I'm moving to Dubai shortly and we have just found out my wife is pregnant, due in August.

I have not made my new employer aware of this yet and wanted to do some digging before hand to see if there are any issues with visas, healthcare and ultimately the job offer.

Has anyone heard of any issues with this sort of thing?

Many thanks


----------



## Maz25 (Jul 6, 2008)

I doubt that an employer will retract an offer on the basis that your wife is pregnant. You need to make sure that you are however provided with health insurance to cover your family (wife and little one) and also try to get your spouse and new baby's visa included in the deal. It can be a hassle sorting out a spouse visa, so ideally you want your company to take care of the entire process, including the cost.

Make sure that school fees are also included in your package. You may not necessarily be thinking or needing school fees right now but depending on how long you choose to stay here for, it's good to know that your employer will pay for your child's education, should you stay here long enough for your child to start school.

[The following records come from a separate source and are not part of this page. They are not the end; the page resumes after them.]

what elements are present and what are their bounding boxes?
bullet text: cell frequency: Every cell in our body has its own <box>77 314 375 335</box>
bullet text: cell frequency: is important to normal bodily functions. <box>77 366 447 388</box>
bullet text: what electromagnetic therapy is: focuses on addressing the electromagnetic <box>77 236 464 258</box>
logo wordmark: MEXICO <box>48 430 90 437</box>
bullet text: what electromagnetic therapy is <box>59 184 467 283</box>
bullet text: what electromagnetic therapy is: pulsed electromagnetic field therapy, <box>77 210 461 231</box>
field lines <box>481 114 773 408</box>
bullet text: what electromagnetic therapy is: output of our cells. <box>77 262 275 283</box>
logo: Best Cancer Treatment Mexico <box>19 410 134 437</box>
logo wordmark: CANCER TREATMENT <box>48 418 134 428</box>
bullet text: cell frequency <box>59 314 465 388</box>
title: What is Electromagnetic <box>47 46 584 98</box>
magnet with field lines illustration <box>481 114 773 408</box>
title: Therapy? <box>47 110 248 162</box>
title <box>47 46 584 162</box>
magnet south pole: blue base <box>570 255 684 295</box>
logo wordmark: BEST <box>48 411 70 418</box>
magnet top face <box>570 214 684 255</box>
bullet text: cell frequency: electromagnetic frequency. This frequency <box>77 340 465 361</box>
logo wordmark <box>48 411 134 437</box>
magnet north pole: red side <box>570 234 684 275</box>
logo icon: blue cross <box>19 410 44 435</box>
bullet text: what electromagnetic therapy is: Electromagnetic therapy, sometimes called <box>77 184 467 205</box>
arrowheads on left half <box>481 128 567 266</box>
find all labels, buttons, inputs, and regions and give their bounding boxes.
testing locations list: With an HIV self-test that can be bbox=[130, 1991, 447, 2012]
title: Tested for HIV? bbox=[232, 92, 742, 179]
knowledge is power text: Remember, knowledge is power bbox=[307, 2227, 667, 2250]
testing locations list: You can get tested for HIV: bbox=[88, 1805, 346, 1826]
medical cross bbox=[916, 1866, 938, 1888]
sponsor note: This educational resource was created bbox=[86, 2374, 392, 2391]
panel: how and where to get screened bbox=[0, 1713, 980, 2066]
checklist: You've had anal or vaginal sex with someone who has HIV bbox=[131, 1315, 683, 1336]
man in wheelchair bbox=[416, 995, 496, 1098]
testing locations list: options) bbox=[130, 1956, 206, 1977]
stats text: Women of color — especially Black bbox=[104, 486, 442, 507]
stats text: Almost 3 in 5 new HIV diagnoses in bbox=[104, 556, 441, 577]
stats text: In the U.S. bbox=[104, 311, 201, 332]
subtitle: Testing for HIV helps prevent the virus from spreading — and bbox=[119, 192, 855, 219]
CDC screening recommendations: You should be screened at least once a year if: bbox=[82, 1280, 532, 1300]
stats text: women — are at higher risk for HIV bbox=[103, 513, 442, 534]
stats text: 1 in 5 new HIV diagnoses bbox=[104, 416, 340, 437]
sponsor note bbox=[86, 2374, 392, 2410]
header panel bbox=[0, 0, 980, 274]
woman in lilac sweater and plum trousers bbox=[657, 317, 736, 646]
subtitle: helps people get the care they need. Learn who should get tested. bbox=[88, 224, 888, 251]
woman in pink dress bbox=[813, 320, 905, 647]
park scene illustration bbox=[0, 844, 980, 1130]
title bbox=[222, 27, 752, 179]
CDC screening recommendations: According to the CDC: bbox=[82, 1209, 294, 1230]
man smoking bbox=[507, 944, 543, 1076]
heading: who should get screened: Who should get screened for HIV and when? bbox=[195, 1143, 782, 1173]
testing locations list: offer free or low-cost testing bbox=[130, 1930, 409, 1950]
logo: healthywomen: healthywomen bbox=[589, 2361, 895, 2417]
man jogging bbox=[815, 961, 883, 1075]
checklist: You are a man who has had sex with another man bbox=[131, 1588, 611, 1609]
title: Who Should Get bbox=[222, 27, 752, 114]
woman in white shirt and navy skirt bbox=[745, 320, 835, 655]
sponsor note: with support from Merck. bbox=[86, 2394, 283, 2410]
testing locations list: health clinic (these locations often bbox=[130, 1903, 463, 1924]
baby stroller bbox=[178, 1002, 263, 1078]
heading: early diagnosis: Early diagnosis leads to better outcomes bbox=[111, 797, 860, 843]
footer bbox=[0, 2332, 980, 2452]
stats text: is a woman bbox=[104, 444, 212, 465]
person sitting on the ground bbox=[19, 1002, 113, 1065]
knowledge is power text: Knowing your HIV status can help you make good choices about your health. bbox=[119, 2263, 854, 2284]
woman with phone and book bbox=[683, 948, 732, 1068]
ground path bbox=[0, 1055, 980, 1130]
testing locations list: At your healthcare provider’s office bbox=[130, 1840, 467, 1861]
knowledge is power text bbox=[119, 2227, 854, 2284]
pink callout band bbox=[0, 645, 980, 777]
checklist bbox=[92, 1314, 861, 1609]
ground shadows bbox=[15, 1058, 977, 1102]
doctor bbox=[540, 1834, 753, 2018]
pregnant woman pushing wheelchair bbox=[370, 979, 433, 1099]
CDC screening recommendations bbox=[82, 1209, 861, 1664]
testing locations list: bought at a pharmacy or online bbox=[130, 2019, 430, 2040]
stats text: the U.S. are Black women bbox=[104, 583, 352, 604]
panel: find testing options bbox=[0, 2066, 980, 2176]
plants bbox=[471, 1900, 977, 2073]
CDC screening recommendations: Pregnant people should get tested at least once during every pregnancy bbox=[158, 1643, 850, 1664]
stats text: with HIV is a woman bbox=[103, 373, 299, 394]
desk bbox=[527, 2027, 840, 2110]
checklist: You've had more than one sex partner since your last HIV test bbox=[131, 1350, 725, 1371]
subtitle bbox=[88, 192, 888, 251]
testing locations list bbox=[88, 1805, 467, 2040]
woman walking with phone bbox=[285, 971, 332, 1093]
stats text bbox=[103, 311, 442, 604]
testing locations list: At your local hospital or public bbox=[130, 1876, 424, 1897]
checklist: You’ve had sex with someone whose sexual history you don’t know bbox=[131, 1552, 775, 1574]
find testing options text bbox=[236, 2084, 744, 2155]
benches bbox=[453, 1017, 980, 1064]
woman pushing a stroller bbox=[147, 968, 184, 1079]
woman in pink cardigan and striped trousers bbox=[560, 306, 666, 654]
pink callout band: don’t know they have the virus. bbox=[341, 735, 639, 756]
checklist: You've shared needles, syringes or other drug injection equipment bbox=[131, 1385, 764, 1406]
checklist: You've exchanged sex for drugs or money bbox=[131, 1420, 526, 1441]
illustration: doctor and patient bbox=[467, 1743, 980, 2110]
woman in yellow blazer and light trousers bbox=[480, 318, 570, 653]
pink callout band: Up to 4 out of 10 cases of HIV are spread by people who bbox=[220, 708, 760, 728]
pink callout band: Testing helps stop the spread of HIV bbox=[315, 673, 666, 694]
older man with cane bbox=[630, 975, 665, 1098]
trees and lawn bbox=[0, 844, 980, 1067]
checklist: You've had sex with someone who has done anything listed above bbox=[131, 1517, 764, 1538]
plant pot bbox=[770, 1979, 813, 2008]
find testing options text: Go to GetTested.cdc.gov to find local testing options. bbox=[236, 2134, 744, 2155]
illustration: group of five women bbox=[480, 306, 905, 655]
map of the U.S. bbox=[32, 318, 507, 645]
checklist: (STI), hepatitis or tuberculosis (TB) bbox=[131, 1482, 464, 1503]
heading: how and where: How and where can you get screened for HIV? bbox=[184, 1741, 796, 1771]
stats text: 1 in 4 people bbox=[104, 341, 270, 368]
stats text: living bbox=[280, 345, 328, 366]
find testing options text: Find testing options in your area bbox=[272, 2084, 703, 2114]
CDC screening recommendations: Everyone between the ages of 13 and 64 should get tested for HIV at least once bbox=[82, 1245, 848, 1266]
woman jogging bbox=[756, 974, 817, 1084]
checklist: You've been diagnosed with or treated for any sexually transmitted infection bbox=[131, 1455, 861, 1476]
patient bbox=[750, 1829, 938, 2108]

Elphaba would be better placed to guide you in regards to health insurance.


----------



## wandabug (Apr 22, 2010)

I don't think she will be covered if she was already pregnant when she came into Dubai. Could be expensive.


----------



## Elphaba (Jan 24, 2008)

She cannot be covered by a new private medical policy, but if employer-sponsored cover is provided, it just depends on the terms of the scheme. Corporate schemes vary widely so there is no set answer.
-


----------



## rsinner (Feb 3, 2009)

Elphaba said:


> She cannot be covered by a new private medical policy, but if employer-sponsored cover is provided, it just depends on the terms of the scheme. Corporate schemes vary widely so there is no set answer.
> -


Just to reinforce what Elphaba said, my employer's medical insurance policy covered my wife's pregnancy. My cousin's employer's policy did not cover his wife's pregnancy. So you would need to talk to your employer if you are concerned about the costs. If you are just concerned about the process of obtaining the visa for your wife, then rest assured - it won't be any more easy or difficult than the process had she not been pregnant


----------